I must confess the SLI is a really cool technology. I assembled a SLI station based on the new nVidia Geforce 7600 GS series. This is a little graphic card compared to the high-end ones like the 7900GTX or the big monster 7950 GX2 (which in passing is really quiet in spite of its two GPUs and ventirads): the price of a 7600GS is about 100 euros, the price of a 7900GTX is about 400 euros and the cost of the 7950 GX2 climbs up to 500 euros! In terms of shader pipelines, the 7600 GS has 5 vertex pipes and 12 pixel pipes, the 7900 GTX has 8 vertex pipes / 24 pixel pipes and the GX2 has 48 pixel pipes and 16 vertex pipes. And so what? A 7600 GS SLI system offers almost the same level of gpu power than a 7800/7900 for a half price. I’ve verified this fact with the latest version of the soft shadows benchmark. With one 7600 GS (single GPU mode) the score is 510 o3Marks. With the two 7600 GS in SLI mode, the score jumps to 1004 o3Marks. The 7950 GX2’s score in single GPU is about 1200 o3Marks. Ok my bench is a small bench, you’re right. What about 3dmrk06? The 3DMark06 score is 4115 for the 7600 GS SLI system. This score is close to the ones got with a non-overclocked gf7800/7900.
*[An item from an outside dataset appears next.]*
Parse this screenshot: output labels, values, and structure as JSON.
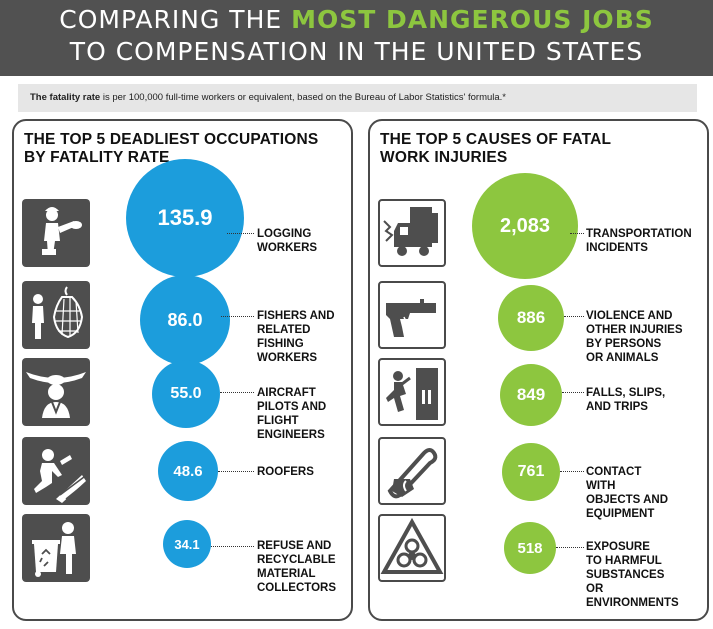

Little remark: my 7600 GS are not overclocked.

Conlusion: for 200 euros you can have an excellent graphic system which is also silent thanks to the 7600GS passive cooler!

Depth Map Filtering – ATI vs NVIDIA

Really ATI has some problems with OpenGL. Now I’m working on soft shadows and my tmp devstation has a Radeon X700 (not the top-notch I know but an enough powerful CG). With my X700 (Catalyst 6.6) the soft shadow edges are rendered as follows:

And on my second CG, a nVidia 6600gt (forceware 91.31), the soft shadows are as follows:

The GLSL shaders are the same, a 5×5 bluring kernel, with a shadow map (or depth map as you want) of 1024×1024 (via a FBO) with a linear filtering. Now if I set the nearest filtering mode, I get the following results for the X700:

and for the 6600gt:

It seems as if the Radeon GPU has a bug in the filtering module when the gpu has to apply a linear filter on a depth map. Very strange.
I’m not satisfied by this explanation but it’s the only I see for the moment.

This kind of problem shows how it’s important for a graphics developer to have at least 2 workstations, one with a nVidia board and the other with an ATI CG. I tell you, realtime 3D is made of blood, sweat and screams! :winkhappy:

NPOT Textures

It’s nice to come back to code!

I’m currently working on a new and simple framework for my OpenGL experimentations before implementing the algorithms in the oZone3D Engine . RaptorGL is a little bit too heavy for simple tests so for the moment I drop it. This new framework I called XPGL (eXPerimental Graphics Library), allows me to quickly test the new algos I’m working on. Every time I have to code a little but fully operational 3D demo in c++/opengl, I spend lot of time for a small result. In these moments, I say to myself that Hyperion is a very cool tool.

Okay, let’s see a weird behavour of radeon gpu. At the moment, my graphics controller is a Radeon X700. With the latest catalyst drivers (6.6), this graphics board should be an OpenGL 2.0 compliant CG. A little check to the GL_VERSION tells me the X700 is GL2 compliant. Then the X700 should handle non power of two texture since this feature is part of the OpenGL 2.0 core. But the GL_ARB_texture_non_power_of_two string is not found in the GL_EXTENSIONS. Maybe ATI does not mention the extensions that are part of the core. Anyways, I loaded a 600×445 npot-texture on a mesh plane and the X700 seems to support this texture. But with a ridiculous fps of 1… Software codepath? I think so! So I decided to load the same texture with power of two dims (512×512) and the fps is become decent again. With my gf6600gt (with the forceware 91.31) I never noticed this effect/bug because the GL2-support is better and nVidia gpus correctly support non power of two texture. You can download the demo with the npot and pot texture (the one mapped onto the mesh plane) hereafter and do the test for yourself. Feel free to drop me a feedback if you wish.

NPOT_Demo.zip (659k)

But keep in mind that graphics hardware is optimized for POT textures. Try to use POT textures in order to maximize your chances to see your demo running everywhere.